Riley groaned. The last intervention had been two years ago, right after Allan, the soon to be ex-boyfriend, had socked her in the jaw. It’d been Simi who’d figured out how to apply enough makeup to cover the massive bruise so there’d be no questions
from her classmates, but not so much that Riley looked like a zombie.
“No one has hit me today,” Riley retorted. “Just go away. I’m busy brooding, okay?”

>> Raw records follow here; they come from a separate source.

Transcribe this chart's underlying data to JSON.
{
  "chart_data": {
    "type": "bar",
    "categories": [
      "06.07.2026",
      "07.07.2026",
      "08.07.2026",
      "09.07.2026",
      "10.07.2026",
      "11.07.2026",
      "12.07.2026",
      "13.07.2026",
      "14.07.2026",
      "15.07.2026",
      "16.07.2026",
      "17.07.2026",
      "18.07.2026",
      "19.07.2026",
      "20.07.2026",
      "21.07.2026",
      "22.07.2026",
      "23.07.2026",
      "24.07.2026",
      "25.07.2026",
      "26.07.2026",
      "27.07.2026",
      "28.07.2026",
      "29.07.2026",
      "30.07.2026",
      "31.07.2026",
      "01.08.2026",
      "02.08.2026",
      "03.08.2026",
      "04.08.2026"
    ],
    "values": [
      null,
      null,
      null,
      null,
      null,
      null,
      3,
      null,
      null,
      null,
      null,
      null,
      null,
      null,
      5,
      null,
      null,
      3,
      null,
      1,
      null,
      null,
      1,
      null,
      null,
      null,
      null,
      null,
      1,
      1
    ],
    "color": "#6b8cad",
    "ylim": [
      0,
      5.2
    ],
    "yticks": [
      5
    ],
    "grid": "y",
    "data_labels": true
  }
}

“Not okay. You’re coming with me,” Simi said, jumping up from her chair so fast it spooked a couple of customers nearby. Maybe it was because the girl lived on coffee. “I’m going to take care of your follicular issues.”
“My hair is fine.”
“No, your hair is fried, toasted, and shriveled. It needs help. Just like you.” Simi leaned over the table. “You know I’m right. You don’t want your trapper boyfriend to see you like this.”
“He already has.”
“And he’s probably praying he won’t see you like this again.”
“I don’t want—”
But that was the problem with her friend—the world ceased to exist until Simi got her way, which she usually did by sheer force of will. Riley continued to protest as she was pushed and tugged out of the coffee shop and onto the street. She gave her friend the glare that always worked on her other friends. No response. Apparently Simi was immune, so Riley gave up.
“Where are we going?” she asked.
“You’ll see,” her friend trilled.
As they threaded their way through the city’s streets, Simi kept up a running conversation about the club she’d been to the night before. Some place called the Decadent Vampire.
“Let me guess: They wear fake teeth and lurk a lot,” Riley said, conjuring up an image of her faux-vamp classmate who lisped and wore overly frilly shirts.
“Some. Not all. It’s a mixed crowd. I really liked the band last night and—” She lost track of what she’s saying, distracted. “OMG! Hunk at two o’clock.”
Riley wasn’t in the mood, so she didn’t bother to check the guy out. What was the point? There were more important things to worry about than handsome guys, at least in her world.
“He’s coming this way!” Simi said, primping a couple of her pink dreadlocks. “Could you, like, fake a heart attack or something so he’ll stop and talk to us?”